The dominant model of ethical lawyering views lawyers as zealous advocates, who do whatever possible within the bounds of the law to serve their client's interests, regardless of what the lawyers themselves think of their client's ends. More recently, however, legal ethics scholars have begun to challenge the hegemony of this model, arguing that ethical lawyering involves not the suspension of moral judgment but the exercise of it. On this alternative "contextual view," lawyers must, as Deborah Rhode puts it, take "personal moral responsibility for the consequences of their professional acts." In developing this alternative model, Rhode and others have focused on the obligations of ethical lawyers.

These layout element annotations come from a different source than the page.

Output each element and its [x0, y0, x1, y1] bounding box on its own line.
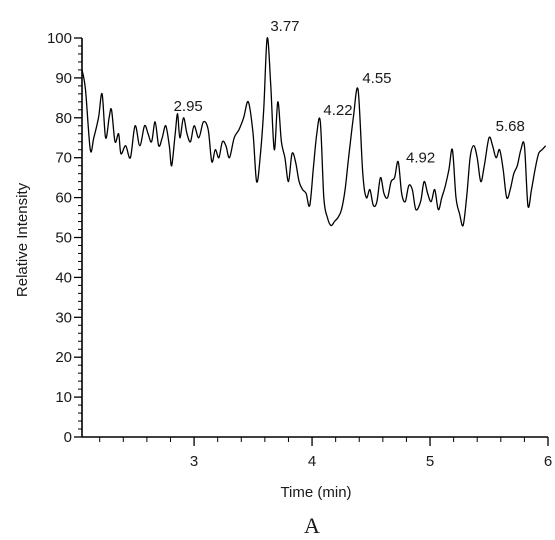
peak-label: 5.68: [496, 118, 525, 135]
x-tick-label: 6: [544, 453, 552, 470]
series: [81, 37, 547, 227]
peak-label: 4.92: [406, 150, 435, 167]
series-line: [81, 37, 547, 227]
y-tick-label: 80: [55, 110, 72, 127]
panel-label: A: [304, 513, 320, 538]
ticks: 0 10 20 30 40 50 60 70 80 90 100 3 4 5 6: [47, 30, 552, 470]
y-tick-label: 40: [55, 269, 72, 286]
axes: [81, 38, 548, 438]
y-tick-label: 30: [55, 309, 72, 326]
y-tick-label: 90: [55, 70, 72, 87]
y-axis-title: Relative Intensity: [14, 182, 31, 297]
y-tick-label: 70: [55, 150, 72, 167]
x-tick-label: 3: [190, 453, 198, 470]
x-tick-label: 4: [308, 453, 316, 470]
y-tick-label: 0: [64, 429, 72, 446]
y-tick-label: 60: [55, 190, 72, 207]
y-tick-label: 100: [47, 30, 72, 47]
y-tick-label: 20: [55, 349, 72, 366]
peak-labels: 2.95 3.77 4.22 4.55 4.92 5.68: [174, 18, 525, 167]
peak-label: 4.22: [323, 102, 352, 119]
x-tick-label: 5: [426, 453, 434, 470]
x-axis-title: Time (min): [280, 484, 351, 501]
peak-label: 3.77: [270, 18, 299, 35]
peak-label: 4.55: [362, 70, 391, 87]
peak-label: 2.95: [174, 98, 203, 115]
y-tick-label: 50: [55, 230, 72, 247]
y-tick-label: 10: [55, 389, 72, 406]
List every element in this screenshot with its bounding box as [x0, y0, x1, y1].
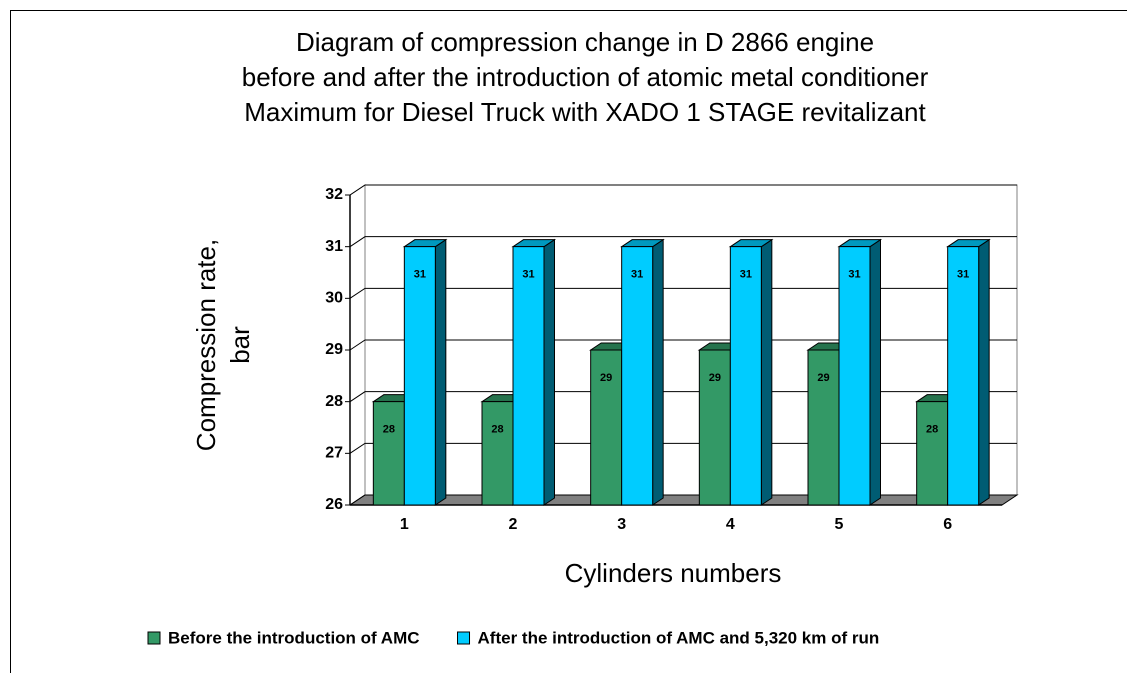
bar-face: [621, 246, 654, 506]
x-tick-label: 5: [835, 516, 844, 533]
bar-face: [481, 401, 514, 506]
bar: [511, 238, 557, 506]
x-tick-label: 2: [509, 516, 518, 533]
grid-line: [349, 236, 1017, 248]
legend-swatch: [457, 631, 471, 645]
bar-face: [916, 401, 949, 506]
bar: [837, 238, 883, 506]
y-tick-label: 31: [325, 238, 343, 255]
bar-face: [403, 246, 436, 506]
grid-line: [349, 287, 1017, 299]
data-label: 31: [957, 269, 969, 281]
bar-face: [372, 401, 405, 506]
chart-title: Diagram of compression change in D 2866 …: [296, 27, 874, 57]
grid-line: [349, 184, 1017, 196]
bar: [402, 238, 448, 506]
legend-swatch: [147, 631, 161, 645]
y-tick-label: 29: [325, 341, 343, 358]
bar-face: [838, 246, 871, 506]
y-tick-label: 28: [325, 393, 343, 410]
grid-line: [349, 339, 1017, 351]
x-tick-label: 4: [726, 516, 735, 533]
data-label: 28: [926, 424, 938, 436]
data-label: 29: [817, 372, 829, 384]
bar-face: [978, 238, 990, 506]
x-tick-label: 1: [400, 516, 409, 533]
y-axis-label: bar: [225, 326, 255, 364]
bar-face: [760, 238, 773, 506]
bar-face: [652, 238, 664, 506]
data-label: 31: [848, 269, 860, 281]
data-label: 31: [740, 269, 752, 281]
y-tick-label: 32: [325, 186, 343, 203]
bar-face: [543, 238, 555, 506]
x-axis-label: Cylinders numbers: [565, 558, 782, 588]
grid-line: [349, 442, 1017, 454]
data-label: 31: [631, 269, 643, 281]
bar: [728, 238, 774, 506]
y-tick-label: 27: [325, 445, 343, 462]
grid-line: [349, 391, 1017, 403]
legend-label: After the introduction of AMC and 5,320 …: [478, 628, 880, 647]
bar: [620, 238, 665, 506]
data-label: 29: [709, 372, 721, 384]
y-axis-label: Compression rate,: [191, 239, 221, 451]
data-label: 31: [414, 269, 426, 281]
x-tick-label: 3: [617, 516, 626, 533]
bar-face: [512, 246, 545, 506]
data-label: 28: [491, 424, 503, 436]
chart-title: Maximum for Diesel Truck with XADO 1 STA…: [244, 97, 926, 127]
y-tick-label: 26: [325, 496, 343, 513]
bar-face: [434, 238, 447, 506]
bar: [946, 238, 991, 506]
bar-face: [947, 246, 980, 506]
bar-face: [869, 238, 881, 506]
chart-title: before and after the introduction of ato…: [242, 62, 929, 92]
legend-label: Before the introduction of AMC: [168, 628, 420, 647]
y-tick-label: 30: [325, 290, 343, 307]
x-tick-label: 6: [943, 516, 952, 533]
data-label: 28: [383, 424, 395, 436]
bar-face: [729, 246, 762, 506]
grid-line: [349, 494, 1017, 506]
data-label: 29: [600, 372, 612, 384]
data-label: 31: [522, 269, 534, 281]
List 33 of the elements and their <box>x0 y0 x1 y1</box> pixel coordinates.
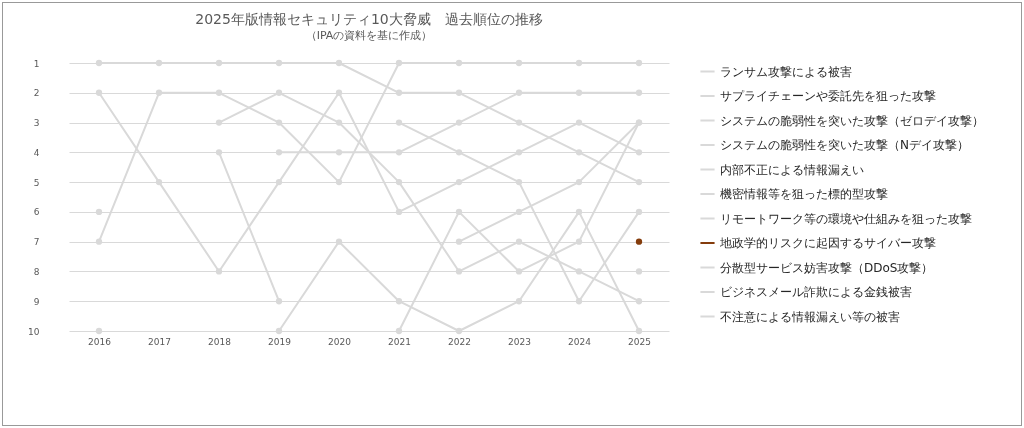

But any complete account of ethical lawyering also needs a theory of moral character. That is, we must ask not only what ethical lawyers do, but what traits of character ethical lawyers possess which make them able to fulfill their moral responsibilities. In this article, I focus on this latter question, and argue that the character traits on which Rhode's contextual model implicitly relies are those commonly associated with people of integrity.

Part I explores both the standard "zealous advocacy" conception of the lawyer's role and the alternative contextual account Rhode develops in her book In the Interests of Justice: Reforming the Legal Profession. Part II provides a brief philosophical exploration into the moral quality of integrity, then returns to Rhode's account to demonstrate the extent to which Rhode's vision of the ethical lawyer depends on lawyers possessing the character traits that comprise integrity. Finally, Part III explores some implications of this dependence for the legal profession itself. It argues that although basic moral character is to some extent shaped long before lawyers enter practice, the institutional structures and practices of the profession can nonetheless have a significant influence on whether a lawyer's integrity is nurtured or undermined. Part III closes by identifying an incompatibility between ethical lawyering and an undue concern with maximizing profit, and argues that engaging in this latter pursuit may undermine the very qualities of integrity on which ethical lawyering on the contextual model depends for its success.

This article was originally published in 2002 in the Fordham Law Review, as part of a symposium in honor of the publication of Deborah Rhode's book, In the Interests of Justice: Reforming the Legal Profession. A lightly edited version of the piece will be reprinted in Professional Ethics and Personal Integrity, Tim Dare and Brad Wendel, eds.